From 5cb8f3ed2c046e9420d604f2d3ef2384d44189f2 Mon Sep 17 00:00:00 2001
From: kingbri <8082010+kingbri1@users.noreply.github.com>
Date: Tue, 14 Oct 2025 23:04:36 -0400
Subject: [PATCH] Config: Fix comments for max_seq_len and cache_size

The default is the minimum between max_position_embeddings and cache_size.
On AMD and older than Ampere NVIDIA GPUs, cache_size is ignored due
to not being supported by batching on exl2.

Signed-off-by: kingbri <8082010+kingbri1@users.noreply.github.com>
---
 config_sample.yml | 5 ++++-
 1 file changed, 4 insertions(+), 1 deletion(-)

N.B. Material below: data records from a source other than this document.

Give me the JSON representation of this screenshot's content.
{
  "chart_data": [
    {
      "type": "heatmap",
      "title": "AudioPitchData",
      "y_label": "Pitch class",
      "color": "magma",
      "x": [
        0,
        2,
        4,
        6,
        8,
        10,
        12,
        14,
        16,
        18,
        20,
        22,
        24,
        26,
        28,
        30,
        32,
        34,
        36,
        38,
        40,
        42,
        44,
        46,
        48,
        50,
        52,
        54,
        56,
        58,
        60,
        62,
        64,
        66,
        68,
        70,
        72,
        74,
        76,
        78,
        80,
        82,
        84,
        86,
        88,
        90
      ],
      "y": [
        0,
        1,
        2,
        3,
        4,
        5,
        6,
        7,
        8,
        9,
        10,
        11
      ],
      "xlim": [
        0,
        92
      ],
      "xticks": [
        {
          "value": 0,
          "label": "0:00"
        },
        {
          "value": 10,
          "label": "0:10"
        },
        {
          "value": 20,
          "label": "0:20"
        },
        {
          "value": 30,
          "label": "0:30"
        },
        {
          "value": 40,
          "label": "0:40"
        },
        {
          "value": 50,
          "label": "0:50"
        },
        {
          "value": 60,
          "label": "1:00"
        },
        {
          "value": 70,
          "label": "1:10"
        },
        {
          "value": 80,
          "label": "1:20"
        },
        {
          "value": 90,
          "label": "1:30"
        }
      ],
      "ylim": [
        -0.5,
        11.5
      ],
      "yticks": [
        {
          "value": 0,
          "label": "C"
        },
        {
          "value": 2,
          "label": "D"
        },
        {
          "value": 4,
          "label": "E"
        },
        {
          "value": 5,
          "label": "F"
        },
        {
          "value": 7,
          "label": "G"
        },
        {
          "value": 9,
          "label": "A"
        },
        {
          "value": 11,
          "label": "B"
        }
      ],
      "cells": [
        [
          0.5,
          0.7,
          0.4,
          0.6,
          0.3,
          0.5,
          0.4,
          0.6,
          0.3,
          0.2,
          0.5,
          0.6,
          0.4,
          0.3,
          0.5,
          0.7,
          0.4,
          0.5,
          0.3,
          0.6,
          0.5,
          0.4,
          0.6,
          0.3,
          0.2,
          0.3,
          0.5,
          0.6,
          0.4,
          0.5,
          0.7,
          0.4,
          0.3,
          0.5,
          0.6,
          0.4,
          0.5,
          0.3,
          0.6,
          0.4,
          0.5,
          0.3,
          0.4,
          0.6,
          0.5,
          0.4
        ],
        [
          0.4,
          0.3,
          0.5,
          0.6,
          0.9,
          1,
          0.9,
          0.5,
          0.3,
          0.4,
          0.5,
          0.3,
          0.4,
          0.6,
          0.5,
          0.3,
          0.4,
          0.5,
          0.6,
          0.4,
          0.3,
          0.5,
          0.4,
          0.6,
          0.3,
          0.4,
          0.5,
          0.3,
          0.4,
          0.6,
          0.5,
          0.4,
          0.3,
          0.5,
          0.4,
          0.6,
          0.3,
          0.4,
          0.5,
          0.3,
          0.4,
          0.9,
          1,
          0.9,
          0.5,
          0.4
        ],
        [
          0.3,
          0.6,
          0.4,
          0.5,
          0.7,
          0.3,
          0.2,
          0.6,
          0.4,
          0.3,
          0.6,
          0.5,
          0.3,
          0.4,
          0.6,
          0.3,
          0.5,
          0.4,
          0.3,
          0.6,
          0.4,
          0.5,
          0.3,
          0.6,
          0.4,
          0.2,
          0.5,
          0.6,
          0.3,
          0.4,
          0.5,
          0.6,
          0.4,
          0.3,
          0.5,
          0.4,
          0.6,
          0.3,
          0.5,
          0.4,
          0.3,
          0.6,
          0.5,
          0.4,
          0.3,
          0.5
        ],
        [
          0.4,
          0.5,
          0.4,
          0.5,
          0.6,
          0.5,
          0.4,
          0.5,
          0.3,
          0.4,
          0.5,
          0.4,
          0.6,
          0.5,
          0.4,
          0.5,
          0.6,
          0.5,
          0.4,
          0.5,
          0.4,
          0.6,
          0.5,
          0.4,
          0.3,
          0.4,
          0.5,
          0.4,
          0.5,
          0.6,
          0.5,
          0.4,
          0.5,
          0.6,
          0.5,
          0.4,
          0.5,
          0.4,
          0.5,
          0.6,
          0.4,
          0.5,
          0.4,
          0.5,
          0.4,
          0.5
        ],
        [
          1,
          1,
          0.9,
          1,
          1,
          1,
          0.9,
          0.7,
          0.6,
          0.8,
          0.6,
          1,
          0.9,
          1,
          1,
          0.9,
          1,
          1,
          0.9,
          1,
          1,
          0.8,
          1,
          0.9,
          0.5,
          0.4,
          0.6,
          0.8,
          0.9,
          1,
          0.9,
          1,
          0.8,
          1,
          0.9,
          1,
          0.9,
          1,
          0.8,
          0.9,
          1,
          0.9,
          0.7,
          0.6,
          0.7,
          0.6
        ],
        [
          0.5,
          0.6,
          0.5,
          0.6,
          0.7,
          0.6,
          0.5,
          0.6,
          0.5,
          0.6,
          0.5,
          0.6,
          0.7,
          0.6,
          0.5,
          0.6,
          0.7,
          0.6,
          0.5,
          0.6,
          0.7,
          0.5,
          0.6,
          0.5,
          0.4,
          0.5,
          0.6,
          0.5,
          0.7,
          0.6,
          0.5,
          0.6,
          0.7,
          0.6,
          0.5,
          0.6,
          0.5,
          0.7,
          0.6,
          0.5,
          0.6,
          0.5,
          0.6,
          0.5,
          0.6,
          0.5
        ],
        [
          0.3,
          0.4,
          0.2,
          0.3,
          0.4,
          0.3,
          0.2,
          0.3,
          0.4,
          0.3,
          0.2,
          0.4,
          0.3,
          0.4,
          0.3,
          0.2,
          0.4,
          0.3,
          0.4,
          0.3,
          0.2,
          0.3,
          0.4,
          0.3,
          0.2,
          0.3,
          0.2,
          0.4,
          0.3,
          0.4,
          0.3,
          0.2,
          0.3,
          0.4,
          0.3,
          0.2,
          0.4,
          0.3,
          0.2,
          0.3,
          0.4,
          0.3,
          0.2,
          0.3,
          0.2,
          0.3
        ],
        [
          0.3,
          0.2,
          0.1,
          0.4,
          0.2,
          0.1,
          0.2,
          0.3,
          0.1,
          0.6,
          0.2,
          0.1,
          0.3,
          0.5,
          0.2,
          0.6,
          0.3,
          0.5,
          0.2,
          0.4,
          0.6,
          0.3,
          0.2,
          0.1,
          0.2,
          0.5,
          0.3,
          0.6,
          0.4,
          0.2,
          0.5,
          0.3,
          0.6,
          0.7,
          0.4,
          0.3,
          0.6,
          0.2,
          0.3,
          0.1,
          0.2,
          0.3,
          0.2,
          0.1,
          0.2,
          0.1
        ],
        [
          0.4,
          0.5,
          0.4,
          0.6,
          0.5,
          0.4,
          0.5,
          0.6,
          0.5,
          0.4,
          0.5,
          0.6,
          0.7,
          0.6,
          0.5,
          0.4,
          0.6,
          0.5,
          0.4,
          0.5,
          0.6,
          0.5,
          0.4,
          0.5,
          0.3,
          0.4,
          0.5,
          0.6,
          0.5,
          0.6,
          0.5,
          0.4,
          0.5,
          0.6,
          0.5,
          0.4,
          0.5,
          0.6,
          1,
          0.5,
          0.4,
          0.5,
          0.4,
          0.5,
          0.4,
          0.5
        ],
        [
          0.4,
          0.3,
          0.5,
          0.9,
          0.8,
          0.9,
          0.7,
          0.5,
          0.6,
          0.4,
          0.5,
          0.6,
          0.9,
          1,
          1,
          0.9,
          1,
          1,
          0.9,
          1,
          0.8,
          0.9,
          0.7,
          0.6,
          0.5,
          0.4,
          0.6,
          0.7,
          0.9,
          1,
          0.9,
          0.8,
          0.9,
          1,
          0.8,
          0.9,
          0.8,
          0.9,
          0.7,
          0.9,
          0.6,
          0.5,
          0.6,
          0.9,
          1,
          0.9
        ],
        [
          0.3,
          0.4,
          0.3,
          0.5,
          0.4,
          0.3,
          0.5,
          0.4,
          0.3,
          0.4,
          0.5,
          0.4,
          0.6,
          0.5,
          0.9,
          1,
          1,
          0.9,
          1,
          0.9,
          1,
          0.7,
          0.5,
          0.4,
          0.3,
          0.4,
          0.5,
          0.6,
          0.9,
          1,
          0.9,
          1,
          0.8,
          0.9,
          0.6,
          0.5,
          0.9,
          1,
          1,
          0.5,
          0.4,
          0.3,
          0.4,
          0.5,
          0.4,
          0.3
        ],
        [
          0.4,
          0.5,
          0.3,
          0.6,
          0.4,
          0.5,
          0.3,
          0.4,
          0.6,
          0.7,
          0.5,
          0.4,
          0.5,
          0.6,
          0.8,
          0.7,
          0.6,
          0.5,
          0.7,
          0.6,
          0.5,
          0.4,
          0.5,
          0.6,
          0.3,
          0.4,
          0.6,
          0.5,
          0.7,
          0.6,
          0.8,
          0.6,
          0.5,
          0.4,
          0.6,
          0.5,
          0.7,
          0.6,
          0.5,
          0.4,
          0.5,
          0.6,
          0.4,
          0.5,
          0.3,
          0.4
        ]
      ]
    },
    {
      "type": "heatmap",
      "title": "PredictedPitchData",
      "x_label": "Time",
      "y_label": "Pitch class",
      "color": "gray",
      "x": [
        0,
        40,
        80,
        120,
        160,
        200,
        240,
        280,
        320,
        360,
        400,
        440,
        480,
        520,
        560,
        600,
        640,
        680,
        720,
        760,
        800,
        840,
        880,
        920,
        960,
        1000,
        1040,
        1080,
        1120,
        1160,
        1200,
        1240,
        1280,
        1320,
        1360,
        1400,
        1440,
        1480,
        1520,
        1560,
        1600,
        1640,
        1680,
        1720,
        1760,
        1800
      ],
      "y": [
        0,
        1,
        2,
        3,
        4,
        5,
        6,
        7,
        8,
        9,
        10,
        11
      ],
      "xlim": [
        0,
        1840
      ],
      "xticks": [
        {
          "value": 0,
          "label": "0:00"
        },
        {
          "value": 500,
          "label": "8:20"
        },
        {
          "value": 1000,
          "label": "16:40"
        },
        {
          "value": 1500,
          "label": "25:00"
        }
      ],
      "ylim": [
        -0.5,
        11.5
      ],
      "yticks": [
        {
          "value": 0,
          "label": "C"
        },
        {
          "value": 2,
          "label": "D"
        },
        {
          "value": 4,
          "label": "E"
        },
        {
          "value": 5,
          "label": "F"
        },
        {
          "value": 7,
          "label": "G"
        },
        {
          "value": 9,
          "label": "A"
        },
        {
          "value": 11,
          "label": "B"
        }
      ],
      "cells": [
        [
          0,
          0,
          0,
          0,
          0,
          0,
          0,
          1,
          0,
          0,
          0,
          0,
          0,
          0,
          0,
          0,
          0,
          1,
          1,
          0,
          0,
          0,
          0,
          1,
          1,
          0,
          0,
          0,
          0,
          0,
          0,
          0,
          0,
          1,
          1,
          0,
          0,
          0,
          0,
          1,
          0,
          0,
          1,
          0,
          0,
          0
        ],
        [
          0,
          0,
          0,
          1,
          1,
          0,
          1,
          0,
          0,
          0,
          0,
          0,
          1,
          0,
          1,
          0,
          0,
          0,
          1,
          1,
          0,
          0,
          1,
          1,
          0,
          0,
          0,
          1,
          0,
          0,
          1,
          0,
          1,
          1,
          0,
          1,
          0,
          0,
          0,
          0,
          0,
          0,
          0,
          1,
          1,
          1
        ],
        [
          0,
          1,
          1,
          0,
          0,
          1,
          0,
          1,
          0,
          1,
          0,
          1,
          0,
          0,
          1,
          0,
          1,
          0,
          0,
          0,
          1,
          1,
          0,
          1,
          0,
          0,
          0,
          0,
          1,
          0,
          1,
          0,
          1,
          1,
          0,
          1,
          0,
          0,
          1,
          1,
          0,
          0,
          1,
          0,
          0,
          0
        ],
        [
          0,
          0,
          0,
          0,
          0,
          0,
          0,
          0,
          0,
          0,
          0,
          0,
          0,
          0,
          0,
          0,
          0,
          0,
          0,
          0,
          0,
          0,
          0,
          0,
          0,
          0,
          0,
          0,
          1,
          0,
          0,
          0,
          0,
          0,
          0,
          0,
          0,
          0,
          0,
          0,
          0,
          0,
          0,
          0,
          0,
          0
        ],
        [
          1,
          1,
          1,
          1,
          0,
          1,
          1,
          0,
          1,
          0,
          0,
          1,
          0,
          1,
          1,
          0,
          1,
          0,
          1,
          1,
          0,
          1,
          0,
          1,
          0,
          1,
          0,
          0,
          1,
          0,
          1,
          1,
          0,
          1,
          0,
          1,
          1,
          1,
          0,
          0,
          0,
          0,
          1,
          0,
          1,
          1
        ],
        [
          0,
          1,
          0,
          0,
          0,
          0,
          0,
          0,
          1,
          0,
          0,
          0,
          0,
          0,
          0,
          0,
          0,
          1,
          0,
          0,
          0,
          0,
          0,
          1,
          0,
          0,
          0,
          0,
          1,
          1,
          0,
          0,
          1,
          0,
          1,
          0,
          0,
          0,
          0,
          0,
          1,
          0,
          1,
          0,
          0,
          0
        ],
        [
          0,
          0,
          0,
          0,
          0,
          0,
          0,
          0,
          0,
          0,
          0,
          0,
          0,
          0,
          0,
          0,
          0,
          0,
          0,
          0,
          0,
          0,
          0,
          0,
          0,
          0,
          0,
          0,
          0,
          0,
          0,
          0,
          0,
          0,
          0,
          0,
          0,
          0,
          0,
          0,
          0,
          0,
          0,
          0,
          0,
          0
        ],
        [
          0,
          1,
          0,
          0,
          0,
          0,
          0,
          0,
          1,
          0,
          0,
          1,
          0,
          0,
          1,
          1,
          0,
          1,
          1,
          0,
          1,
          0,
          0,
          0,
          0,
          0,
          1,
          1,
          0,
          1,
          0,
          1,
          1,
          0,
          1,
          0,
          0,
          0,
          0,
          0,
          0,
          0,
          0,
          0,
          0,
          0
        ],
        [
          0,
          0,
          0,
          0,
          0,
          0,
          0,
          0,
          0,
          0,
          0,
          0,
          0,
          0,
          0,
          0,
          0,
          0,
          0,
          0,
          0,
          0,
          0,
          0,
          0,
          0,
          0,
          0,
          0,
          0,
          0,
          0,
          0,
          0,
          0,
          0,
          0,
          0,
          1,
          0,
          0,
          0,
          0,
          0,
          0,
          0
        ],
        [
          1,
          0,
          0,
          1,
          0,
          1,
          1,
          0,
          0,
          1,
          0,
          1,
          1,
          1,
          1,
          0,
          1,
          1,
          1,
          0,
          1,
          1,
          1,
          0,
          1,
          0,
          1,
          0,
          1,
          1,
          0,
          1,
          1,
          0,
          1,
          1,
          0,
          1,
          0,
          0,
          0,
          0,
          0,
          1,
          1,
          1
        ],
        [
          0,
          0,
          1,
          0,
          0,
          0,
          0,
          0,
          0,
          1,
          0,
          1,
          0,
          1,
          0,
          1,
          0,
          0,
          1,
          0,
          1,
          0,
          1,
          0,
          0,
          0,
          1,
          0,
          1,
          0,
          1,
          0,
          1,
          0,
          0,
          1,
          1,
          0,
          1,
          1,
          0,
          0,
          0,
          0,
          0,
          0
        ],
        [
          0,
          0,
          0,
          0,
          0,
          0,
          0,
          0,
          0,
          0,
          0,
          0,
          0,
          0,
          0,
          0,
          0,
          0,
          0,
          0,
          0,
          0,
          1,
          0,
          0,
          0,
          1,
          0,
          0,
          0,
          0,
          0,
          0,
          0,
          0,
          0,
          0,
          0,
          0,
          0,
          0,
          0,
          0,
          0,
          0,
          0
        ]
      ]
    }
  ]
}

diff --git a/config_sample.yml b/config_sample.yml
index 1dbc7d5..0b65f9e 100644
--- a/config_sample.yml
+++ b/config_sample.yml
@@ -78,11 +78,14 @@ model:
   # Options: exllamav2, exllamav3
   backend:
 
-  # Max sequence length (default: fetch from the model's config.json).
+  # Max sequence length (default: min(max_position_embeddings, cache_size)).
+  # Set to -1 to fetch from the model's config.json
   max_seq_len:
 
   # Size of the key/value cache to allocate, in tokens (default: 4096).
   # Must be a multiple of 256.
+  # ExllamaV2 note: On AMD GPUs and NVIDIA GPUs older than Ampere, this value
+  # is ignored. Please use max_seq_len
   cache_size:
 
   # Enable different cache modes for VRAM savings (default: FP16).